The British enforced a Pax Britannica, putting down pirates, taming headhunters, and keeping the peace between previously warring tribes and religions. While respecting—and often ruling through—local leaders, the British still insisted on certain Judeo-Christian moral standards. They were not, in that respect, multiculturalists. They had a firm sense of right and wrong. When Sir Charles Napier was confronted by the practice of suttee – widow-burning—in India, he told the Brahmin priests involved that he understood it was their custom. But the British had a custom, too:  They hanged men who burned women alive, and their goods were confiscated. So, if the Brahmins insisted on continuing their tradition of widow-burning, then he would insist on following his British tradition of hanging the murderers of widows. Widow-burning in India soon ceased.

But we don’t have to dig far into history, into the abolition of slavery and widow-burning, to find the British Empire on the side of moral right and freedom. We can think of events within our own lifetimes or those of our parents and grandparents. When we think of the two deadliest threats to freedom in the twentieth century, we generally think of Communism and Nazism. But how many remember that in 1940, after the Hitler-Stalin pact, and after the fall of France, one power, the British Empire, stood alone in mortal combat against the combined tyrannies of the world.
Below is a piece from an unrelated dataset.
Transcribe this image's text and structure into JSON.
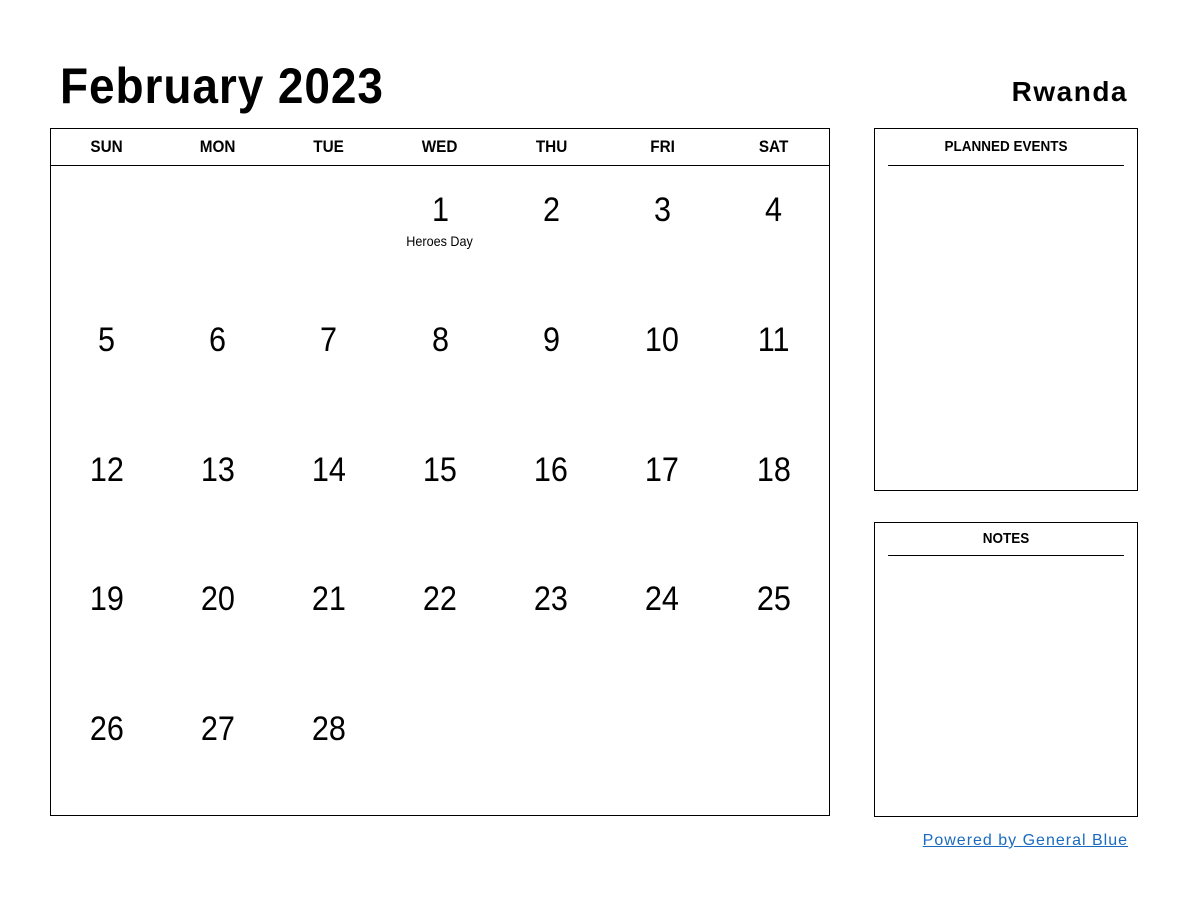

Even where the British have merited criticism, as in Ireland, there is more to the imperial story. During negotiations to create the Irish Republic, for instance, British Prime Minister David Lloyd George, who could speak Welsh, reminded the Irish nationalist and Gaelic extremist Eamon de Valera that the Celts never had a word for "republic." It was an idea given to them by the English.

This is our own history, too. If you love America, you should also love the power that gave us our sense of inalienable rights—rights traceable back to Magna Carta. It all started in America with the British Empire, a great, liberty-loving empire. It is the empire’s legacy—the English-speaking world—that remains the great global guardian of freedom today. 

I’m HW Crocker for Prager University.